Prove that if $q | 2^{p} - 1$ then $q \mid 2^{q-1} - 1$ and $q = 1+2kp$

Question

Let a prime $p\ge 3$ and let $q$, a prime such that $q \mid 2^p - 1$. prove that $q \mid 2^{q-1} - 1$ and show that it has the form $q = 1+2kp$, $k\in\mathbb N$.

Note: I have been asked to show first that $q\mid \gcd \left( 2^p - 1, 2^{q-1} -1 \right)$ and to use the lemma:$ \gcd \left( N^a -1 , N^b - 1 \right) = N^{\gcd(a,b)} - 1$

So I followed the hint:

$$\gcd\left( 2^p -1, 2^{q-1}-1 \right) = 2^{\gcd(p,q-1)} - 1$$

Then we have to show that $q\mid 2^{\gcd(p,q-1)}$.
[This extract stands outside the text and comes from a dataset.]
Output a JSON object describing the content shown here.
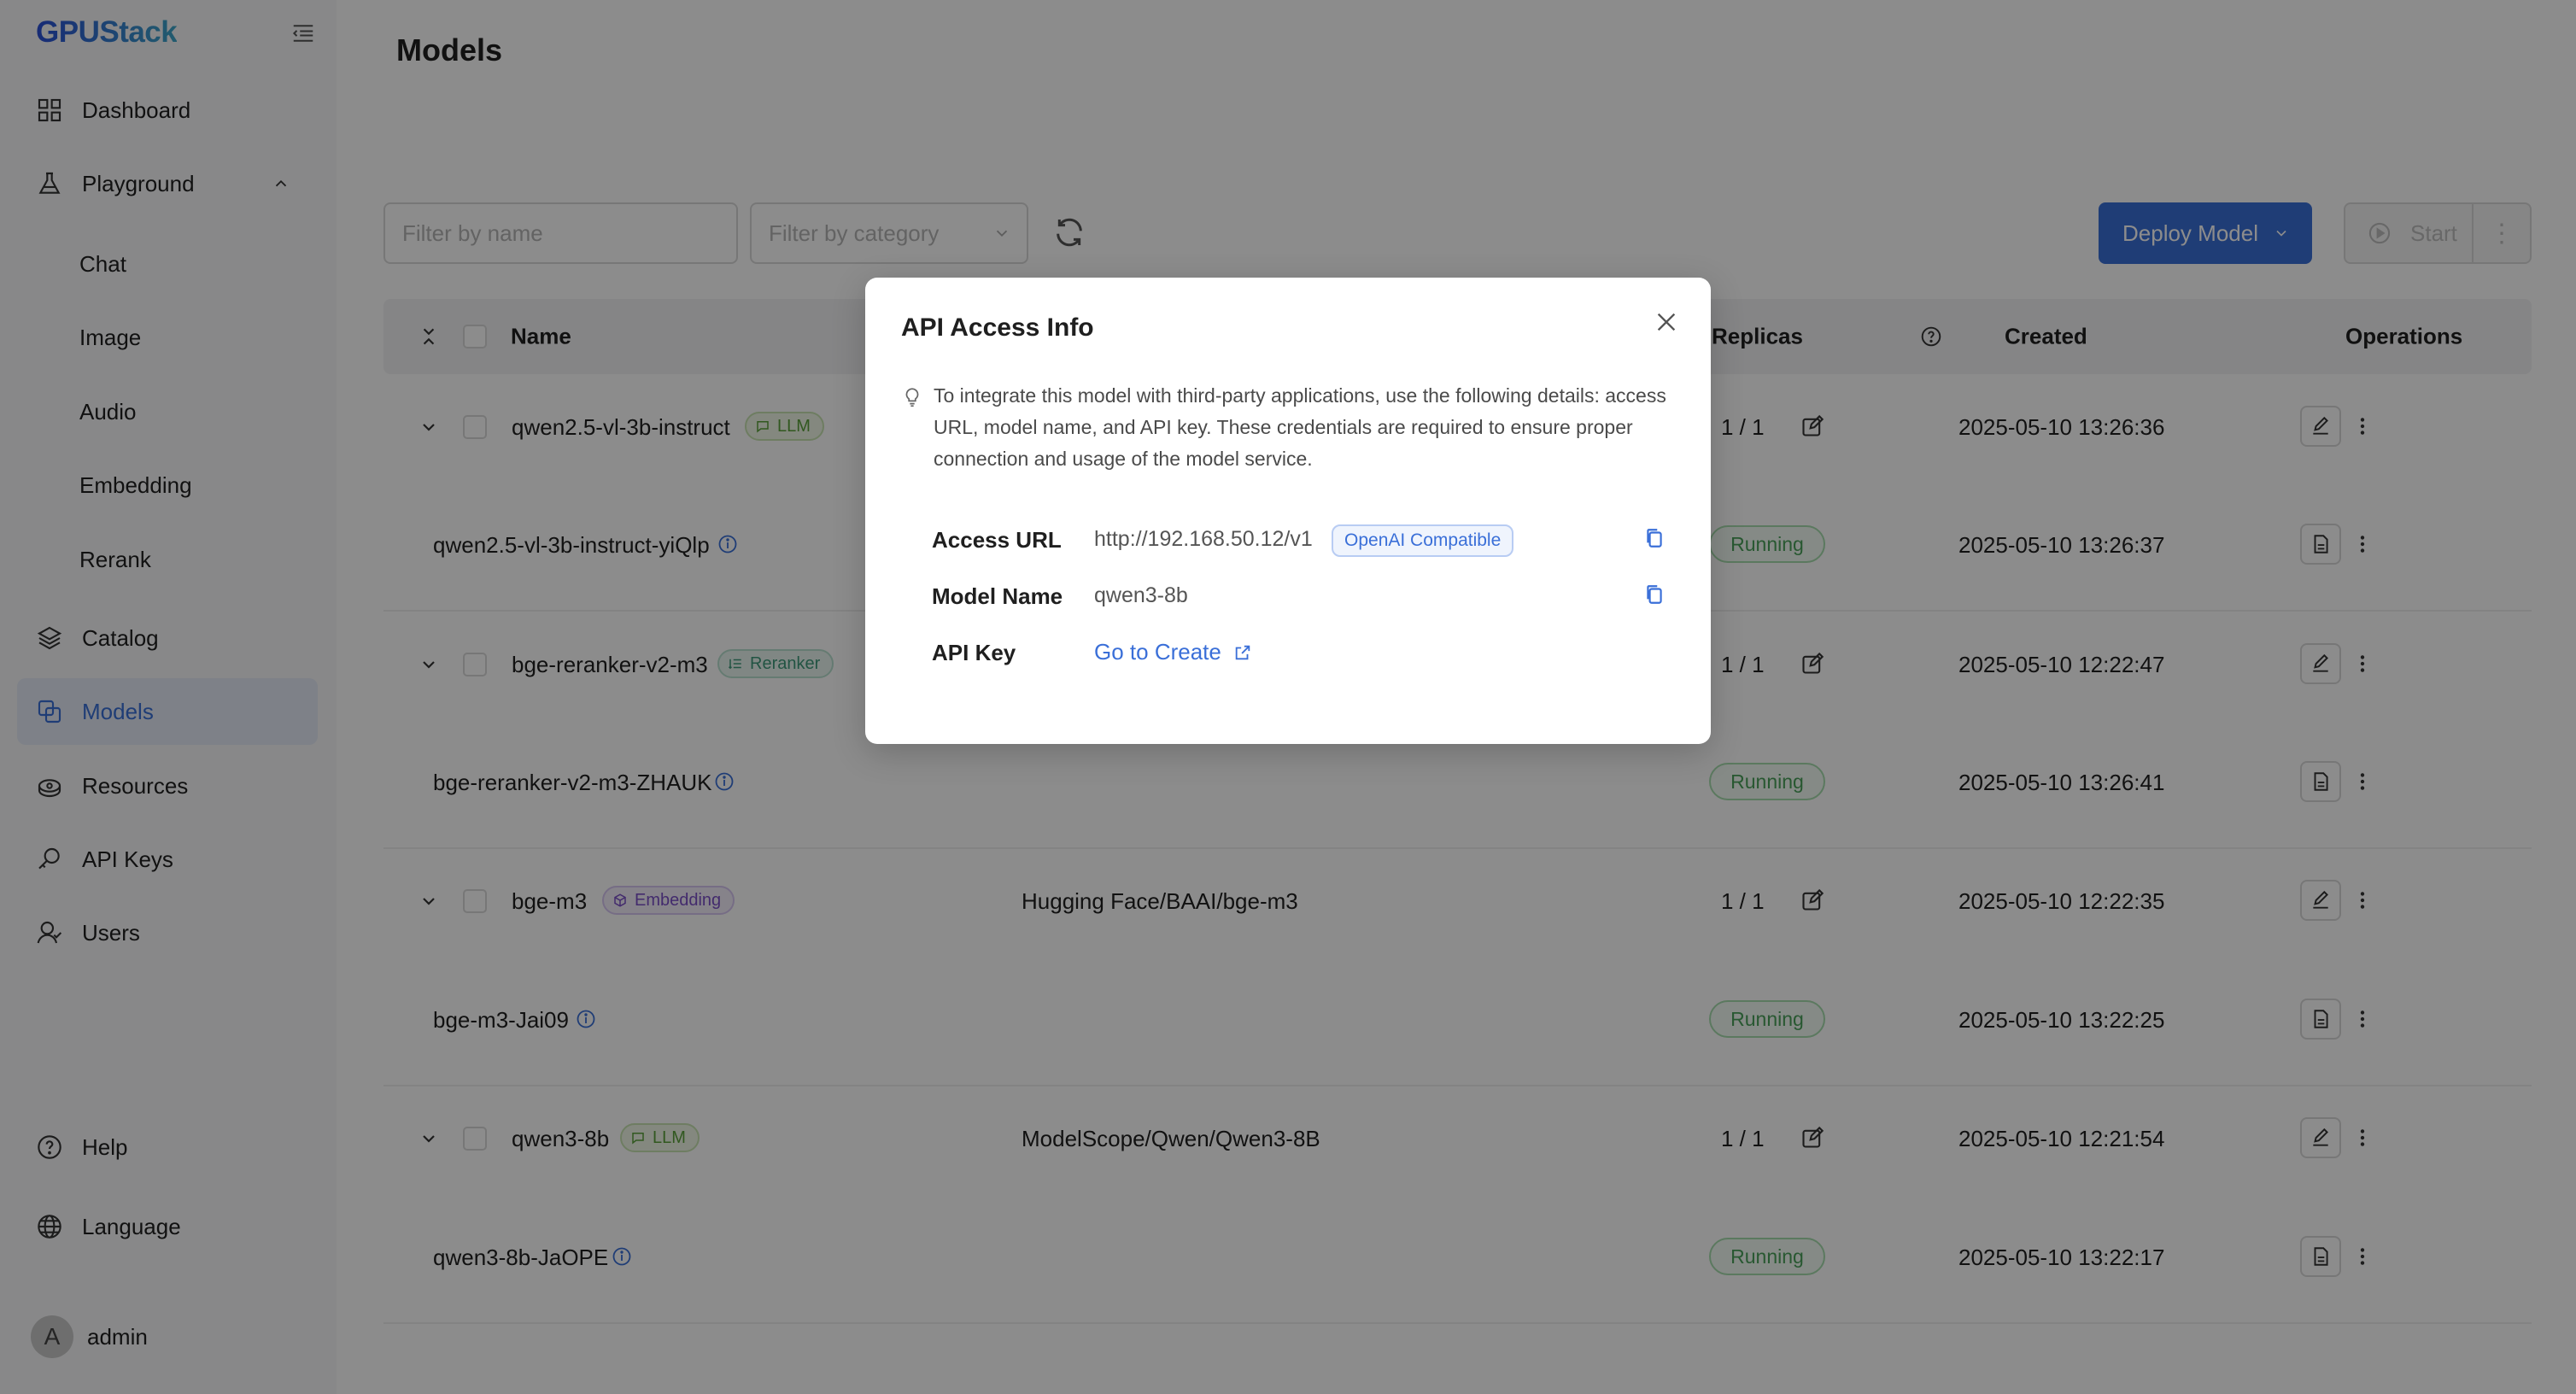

Now, since $p$ is a prime: $\gcd(p,q-1)\in\{1,p\}$. If $\gcd(p,q-1) = p$ then it works out since $q\mid 2^p - 1$ by definition. But, it may be that $\gcd(p,q-1) = 1$. Isn't it? That would imply $q=1$ - A contradiction to the primality of $q$.

I guess I need to somehow eliminate the option that $\gcd(p,q-1)=1$.

How?

Answer 1

You are assuming that $2^p\equiv1\pmod q$. But you know that $2^{q-1}\equiv1\pmod q$. It is easy to see that if $k$ is the smallest natural such that $2^k\equiv1\pmod q$, then every natural $N$ such that $2^N\equiv1\pmod q$ is a multiple of $k$. But, clearly, $k\neq1$. Therefore, since $p$ is prime, $k=p$ and so $p\mid q-1$. In other words, $q=1+Mp$ for some natural number $M$. If $M$ was odd, $q$ would be even. But the only even prime is $2$ and $2\nmid2^p-1$. Therefore, $q$ is odd and $M=2k$ for some natural $k$.

Answer 2

Given that $q | 2^{p} - 1,$ it follows that $q$ is a primitive factor of the $pth$ Mersenne number. Hence, $q$ must be of the form $1 + 2kp$ as all primitive prime divisors of Mersenne numbers of prime index have this form.

Finally, as long as $q$ is greater than $3$ (which is the case here), it must divide $M_{q-1}$; and so, $q | 2^{q-1} - 1.$

Remark: The latter divisibility property is not always true for Lucas sequences in general; for example, in the Fibonacci sequence, $q > 5 $ will divide either F_{q-1} or F_{q+1} but not both.